For 3: meat doesn't really soak up flavours quite as much as you'd expect when marinating - plus whatever is on the surface will again mainly end up back in the steamer water.

  • 7
    From 3 above, it seems that they would end up with steamed ceviche! – wumpus D'00m Feb 24 at 12:34
  • @wumpusD'00m agreed. definitely do NOT marinate delicate seafood like scallops in lime juice if you do not want ceviche. – Sdarb Feb 24 at 21:50
  • 2
    I agree with this - as a side note a nice way to present the scalloped with a thin slice of lemon so people can add it themselves! I had scallop sushimi the other day which was just serves plain with a slice of lime between each of the cut pieces which just added enough of a hint – Bee Feb 25 at 10:27
8

In addition to the great recommendations above, I'd point out that I'm not sure it's possible to replicate the flavor you had with griddled scallops plus lemon when you are steaming them. While you wouldn't think this would matter (lemon is lemon, right?), the grilling process involves oils, browning, and probably a bit more salt; the lemon gives a great acidic contrast to that. That's why fresh squeezed lemon is a common addition to things like fish and chips, for example. The lemon juice itself is providing a lot of the effect, and squeezing it on immediately after cooking means you get a bit of lemon oil for aroma as well.

Steamed scallops won't have that browned flavor, nor the oil, and thus lemon will serve a different purpose. It still can go well with them; but it's a completely different taste - it's a fresh, springy taste, probably with notes of seawater if they're fresh scallops, and while scallops do have oil in them, it's not rendered, so it's a softer taste.

In that case, the lemon serves more as a complement to the aroma; you need a lot of zest and lemon oil to get that aroma, as opposed to the juice. The acid may or may not be helpful, depending on your opinion on fishiness; if you object to fishy taste, then the acid will be quite helpful in cutting it (my wife uses it that way). For me the juice is less important, as I like fishiness (to some extent), and mostly just need the zest. But either way, it's a different thing than the griddled scallops, and the effect won't be comparable (although still quite good!).

8

To add lemon flavor, try a sprinkle of finely grated zest. Be careful, a little goes a long way. My favorite tool for zesting is a microplane. Watch out for wax coating on lemons - choosing organic lemons might be your best bet.

5

At end he squeezed fresh lemon on them, and I could taste fresh lemon in scallops!

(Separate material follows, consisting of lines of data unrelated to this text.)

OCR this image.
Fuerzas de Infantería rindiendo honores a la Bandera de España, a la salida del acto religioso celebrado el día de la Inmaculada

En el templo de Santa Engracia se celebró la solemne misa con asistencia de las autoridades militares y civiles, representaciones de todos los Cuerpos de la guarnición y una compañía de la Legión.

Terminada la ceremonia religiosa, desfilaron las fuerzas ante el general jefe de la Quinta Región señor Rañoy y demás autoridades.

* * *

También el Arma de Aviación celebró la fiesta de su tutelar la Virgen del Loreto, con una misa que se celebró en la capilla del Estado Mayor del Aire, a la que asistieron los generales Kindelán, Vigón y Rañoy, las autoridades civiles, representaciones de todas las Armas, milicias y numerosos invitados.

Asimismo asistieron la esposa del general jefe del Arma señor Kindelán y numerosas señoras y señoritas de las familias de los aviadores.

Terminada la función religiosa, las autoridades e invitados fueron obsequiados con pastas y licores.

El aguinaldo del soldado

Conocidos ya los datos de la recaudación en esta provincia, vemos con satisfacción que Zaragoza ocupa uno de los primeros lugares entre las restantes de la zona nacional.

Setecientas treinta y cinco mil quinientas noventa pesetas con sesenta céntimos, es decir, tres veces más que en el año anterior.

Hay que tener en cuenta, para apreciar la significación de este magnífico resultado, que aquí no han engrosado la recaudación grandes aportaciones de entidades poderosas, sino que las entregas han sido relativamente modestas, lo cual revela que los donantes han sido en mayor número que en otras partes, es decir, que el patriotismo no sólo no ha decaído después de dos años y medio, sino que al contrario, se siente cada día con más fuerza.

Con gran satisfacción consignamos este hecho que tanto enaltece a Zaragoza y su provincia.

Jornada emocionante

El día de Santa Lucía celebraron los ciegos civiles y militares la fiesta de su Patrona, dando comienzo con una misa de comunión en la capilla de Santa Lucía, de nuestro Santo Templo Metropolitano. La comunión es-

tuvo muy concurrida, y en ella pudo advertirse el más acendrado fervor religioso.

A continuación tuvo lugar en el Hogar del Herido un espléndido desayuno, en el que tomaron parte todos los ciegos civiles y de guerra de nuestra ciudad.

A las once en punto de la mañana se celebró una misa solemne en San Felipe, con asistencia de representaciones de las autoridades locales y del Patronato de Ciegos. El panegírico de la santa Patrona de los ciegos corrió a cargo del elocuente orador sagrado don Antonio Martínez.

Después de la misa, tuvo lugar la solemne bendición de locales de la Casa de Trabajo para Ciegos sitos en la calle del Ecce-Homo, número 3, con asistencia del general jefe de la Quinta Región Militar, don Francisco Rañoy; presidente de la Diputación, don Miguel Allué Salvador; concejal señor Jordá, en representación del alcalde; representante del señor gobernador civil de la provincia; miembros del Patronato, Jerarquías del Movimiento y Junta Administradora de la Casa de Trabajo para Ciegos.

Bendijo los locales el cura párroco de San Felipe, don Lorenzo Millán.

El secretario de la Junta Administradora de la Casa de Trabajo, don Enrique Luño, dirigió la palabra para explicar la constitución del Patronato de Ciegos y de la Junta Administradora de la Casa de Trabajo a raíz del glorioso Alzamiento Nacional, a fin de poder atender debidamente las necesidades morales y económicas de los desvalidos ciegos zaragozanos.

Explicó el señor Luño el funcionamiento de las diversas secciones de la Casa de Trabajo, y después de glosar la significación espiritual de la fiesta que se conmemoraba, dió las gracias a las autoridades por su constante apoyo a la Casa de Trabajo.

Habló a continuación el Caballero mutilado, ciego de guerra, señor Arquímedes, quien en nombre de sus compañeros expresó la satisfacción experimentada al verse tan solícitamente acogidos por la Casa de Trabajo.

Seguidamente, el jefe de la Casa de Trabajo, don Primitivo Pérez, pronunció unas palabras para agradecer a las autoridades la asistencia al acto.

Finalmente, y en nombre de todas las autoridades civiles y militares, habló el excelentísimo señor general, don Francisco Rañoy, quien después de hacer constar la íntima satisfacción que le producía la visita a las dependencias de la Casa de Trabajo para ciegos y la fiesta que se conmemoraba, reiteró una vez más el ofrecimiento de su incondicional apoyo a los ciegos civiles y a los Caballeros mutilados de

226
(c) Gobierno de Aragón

You recall he squeezed the juice at the end, but 2/3 of the methods you tried involves adding lemon very early in the cooking process, and the 3rd method has it added still while it is cooking. The reason you tasted fresh lemon is because the lemon had just been freshly added. You lose a lot of what makes lemon juice taste "fresh" when you cook it. Add it after you're done cooking, or serve it with the scallops as @Tetsujin mentions. You can follow the other advice of adding zest, but again, if that is added while the scallops are cooking it won't taste the same.

1

Flavor is really best when you can reinforce that flavor with multiple layers. Lemon flavor changes when it is cooked. The zest and juice are both distinctly "lemony" and both have their own unique flavor. Also: make sure you're salting your scallops before you steam them. The human sensation of taste depends on the presence of salt.

To make simply steamed scallops with a noticable lemon flavor, try adding lemon at more than one stage:

  • Reserve some zest from a lemon, and some lemon juice together in a bowl before you start. After they are done steaming, and are plated, drizzle them with the lemon juice.
  • Add the rest of the lemon (juiced lemon half, unjuiced lemon half, etc) to the steaming water. Use just enough water to steam, not too much. This helps make the steam be more lemony, so you can steam the scallops in the lemon-scented steam.

While you're steaming the scallops, you could also try grilling/griddling some lemon. Cutting a lemon in half and placing it cut side down on a griddle until the end browns, then use that for the finishing lemon juice. This will change the lemon flavor some (I find it a little sweeter, less acidic), but I find it also makes the lemon flavor a bit more lemony.